Much exceeding my expectation, this is by far the most amazing 3D Chinese film I have ever watched in the theater, breathtakingly sets out the vast North East snowfield where the story unfolds, without compromising the luminance of the screen. Despite that the film starts with a modern-day prologue in New York, which inconveniently enforces a weird sense of incongruity with the main event, the first impression is pretty awesome, however, this subplot will continue to distract viewers out of the picture every so often and largely banks on heart-throb Gen Han's presence.
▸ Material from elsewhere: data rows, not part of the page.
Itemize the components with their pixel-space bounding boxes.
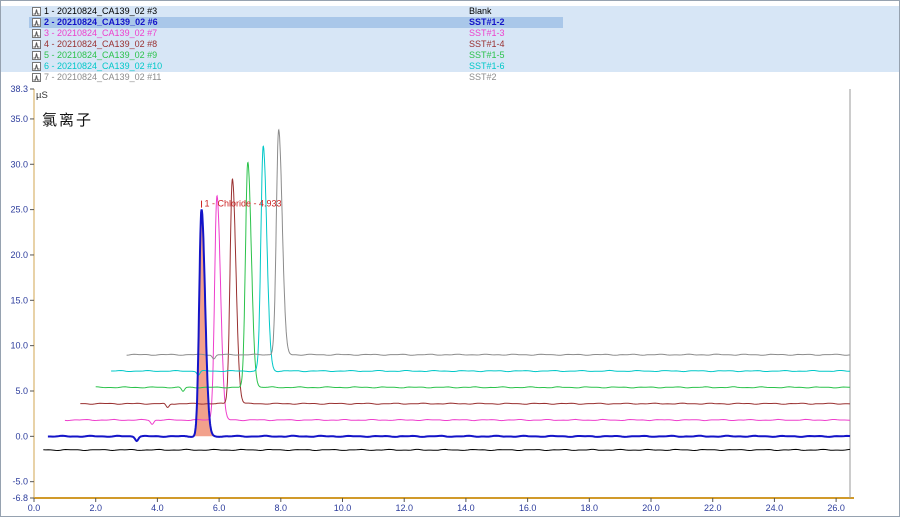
plot-content: 0.0 2.0 4.0 6.0 8.0 10.0 12.0 14.0 16.0 18.0 20.0 2… xyxy=(10,84,854,513)
legend-row-7[interactable]: 7 - 20210824_CA139_02 #11 SST#2 xyxy=(1,72,899,83)
x-axis-tick-label: 24.0 xyxy=(766,503,784,513)
x-axis-tick-label: 8.0 xyxy=(275,503,288,513)
legend-row-5[interactable]: 5 - 20210824_CA139_02 #9 SST#1-5 xyxy=(1,50,899,61)
sample-type-label: SST#1-2 xyxy=(469,17,505,28)
sample-type-label: SST#1-5 xyxy=(469,50,505,61)
x-axis-tick-label: 4.0 xyxy=(151,503,164,513)
y-axis-unit: µS xyxy=(36,90,48,101)
legend-row-1[interactable]: 1 - 20210824_CA139_02 #3 Blank xyxy=(1,6,899,17)
x-axis-tick-label: 6.0 xyxy=(213,503,226,513)
sample-name: 2 - 20210824_CA139_02 #6 xyxy=(44,17,158,28)
y-axis-tick-label: 10.0 xyxy=(10,341,28,351)
trace-sst-1-2[interactable] xyxy=(48,210,850,442)
y-axis-tick-label: 0.0 xyxy=(15,431,28,441)
sample-type-label: Blank xyxy=(469,6,492,17)
sample-name: 1 - 20210824_CA139_02 #3 xyxy=(44,6,157,17)
trace-sst-1-4[interactable] xyxy=(80,179,850,407)
sample-name: 4 - 20210824_CA139_02 #8 xyxy=(44,39,157,50)
sample-type-label: SST#1-3 xyxy=(469,28,505,39)
trace-blank[interactable] xyxy=(43,449,850,450)
x-axis-tick-label: 10.0 xyxy=(334,503,352,513)
y-axis-tick-label: -5.0 xyxy=(12,477,28,487)
sample-name: 5 - 20210824_CA139_02 #9 xyxy=(44,50,157,61)
y-axis-tick-label: 20.0 xyxy=(10,250,28,260)
sample-type-label: SST#1-6 xyxy=(469,61,505,72)
chromatogram-icon xyxy=(32,7,41,16)
legend-panel: 1 - 20210824_CA139_02 #3Blank2 - 2021082… xyxy=(1,1,899,86)
trace-sst-1-3[interactable] xyxy=(65,196,850,424)
sample-name: 6 - 20210824_CA139_02 #10 xyxy=(44,61,162,72)
x-axis-tick-label: 22.0 xyxy=(704,503,722,513)
trace-sst-1-5[interactable] xyxy=(96,163,850,392)
y-axis-tick-label: -6.8 xyxy=(12,493,28,503)
y-axis-tick-label: 5.0 xyxy=(15,386,28,396)
chromatogram-icon xyxy=(32,73,41,82)
chart-title: 氯离子 xyxy=(42,112,93,129)
legend-row-2[interactable]: 2 - 20210824_CA139_02 #6 SST#1-2 xyxy=(1,17,899,28)
sample-type-label: SST#1-4 xyxy=(469,39,505,50)
legend-row-4[interactable]: 4 - 20210824_CA139_02 #8 SST#1-4 xyxy=(1,39,899,50)
chromatogram-icon xyxy=(32,40,41,49)
chromatogram-icon xyxy=(32,51,41,60)
sample-type-label: SST#2 xyxy=(469,72,497,83)
y-axis-tick-label: 15.0 xyxy=(10,295,28,305)
y-axis-tick-label: 25.0 xyxy=(10,205,28,215)
sample-name: 7 - 20210824_CA139_02 #11 xyxy=(44,72,161,83)
sample-name: 3 - 20210824_CA139_02 #7 xyxy=(44,28,157,39)
x-axis-tick-label: 2.0 xyxy=(89,503,102,513)
y-axis-tick-label: 35.0 xyxy=(10,114,28,124)
x-axis-tick-label: 16.0 xyxy=(519,503,537,513)
legend-row-3[interactable]: 3 - 20210824_CA139_02 #7 SST#1-3 xyxy=(1,28,899,39)
x-axis-tick-label: 14.0 xyxy=(457,503,475,513)
x-axis-tick-label: 20.0 xyxy=(642,503,660,513)
x-axis-tick-label: 26.0 xyxy=(827,503,845,513)
chromatogram-icon xyxy=(32,62,41,71)
chromatography-window: µS 氯离子 0.0 2.0 4.0 6.0 8.0 10.0 12.0 14.0 16.0 18… xyxy=(0,0,900,517)
chromatogram-icon xyxy=(32,29,41,38)
peak-annotation-label: 1 - Chloride - 4.933 xyxy=(205,199,282,209)
legend-row-6[interactable]: 6 - 20210824_CA139_02 #10 SST#1-6 xyxy=(1,61,899,72)
x-axis-tick-label: 0.0 xyxy=(28,503,41,513)
y-axis-tick-label: 30.0 xyxy=(10,159,28,169)
x-axis-tick-label: 12.0 xyxy=(395,503,413,513)
chromatogram-icon xyxy=(32,18,41,27)
x-axis-tick-label: 18.0 xyxy=(581,503,599,513)
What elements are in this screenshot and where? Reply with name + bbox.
The story takes place in 1947, a Communist detachment named 203 lead by Jianbo (Kenny Lin) fights against the bandit chieftain Cinereous Vulture (Leung), who takes over the Tiger Mountain with his eight warriors and thousands of bandits, plus heavy arms left by Japanese after the Anti-Japanese War (1937-1945), including artilleries, cannons and a tank. Hogging the vantage point, they constantly attacks the villages nearby and becomes a major threat in the turf. Whereas the detachment has only 30 soldiers altogether with much lighter weaponry. There is only one way to win this battle against heavy odds, to circumvent the head-on confrontation and outwit the enemy by an audacious sneak attack.
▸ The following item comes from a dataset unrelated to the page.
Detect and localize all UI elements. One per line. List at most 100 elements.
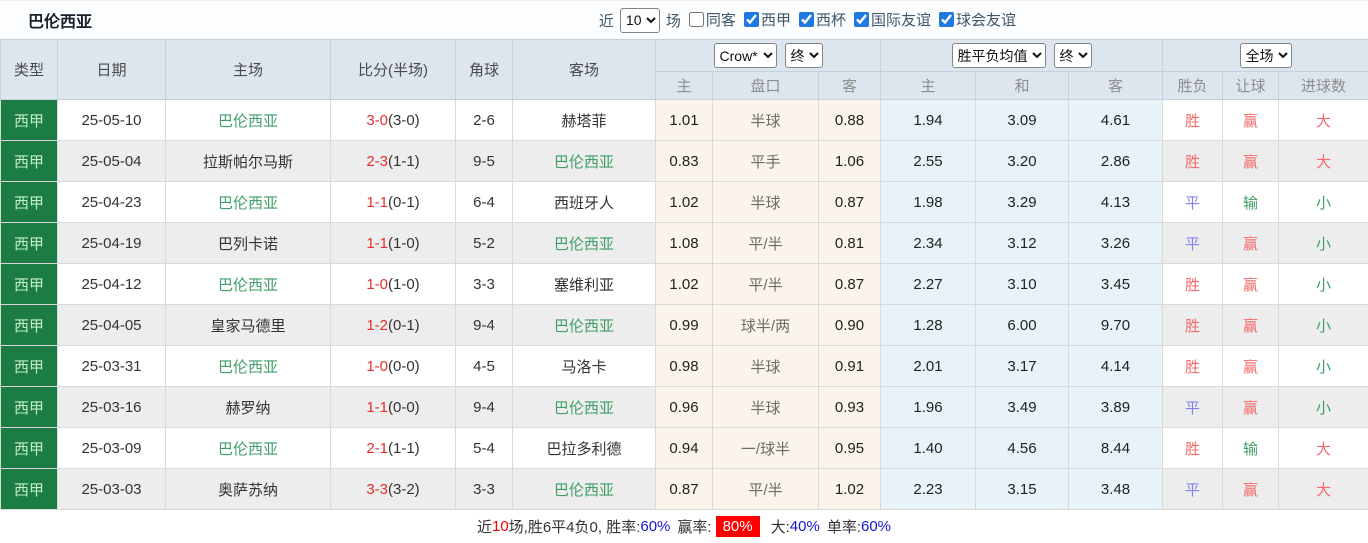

So Zirong Yang (Hanyu Zhang), a singular soldier, proposes an undercover scheme, he volunteers to infiltrate into the gang and look for a weak link in their defense system, so they can capture them all at one swoop. The mission is an adventurous one full of pitfalls and any small slip will cost Yang's life, Hanyu Zhang embodies this lone hero bravura with enthralling excitement and poise, confidently delivers bandit's cant and liberates his masculine charisma as a military man. Hong Kong veteran Tony Ka Fai Leung, almost unrecognizable here as the villain, easily stands out with his flashy and distinctive outfits, so is his eight warriors, all have been upgraded with eye-popping apparel and apparatuses. By contrast, the Communist soldiers are far more plain and conventional. Kenny Lin outstrips his youthful greenness, strenuously leaves an impression of being mature and serious. With six screenwriters credited, they enrich the film with adequate suspense, sporadic humor, the routine sacrifice and female presence (e.g. Nan Yu owns her dramatic outburst in a crudely sketched characterization).
Hark Tsui has ventured into 3D technology since two DETECTIVE DEE films and the dismaying FLYING SWORDS OF DRAGON GATE (2011, 3/10), so finally he reaches the benchmark with this one, along with the dashing bullets and grenades slo-motion, he also schemes a prolonged alternative ending after the credits, just to show that now the industrial special effects craftsmanship is no interior compared with the Hollywood criterion. One can grudge about the final coup de main is way too easy to accomplish, but for anyone who is familiar with the current status of Chinese cinema, it is a good relief we can dish up such an entertaining blockbuster independently, and its box-office prospect is quite promising too, a sure-fire to reach a career-high for the maestro Hark after 35 years in the line.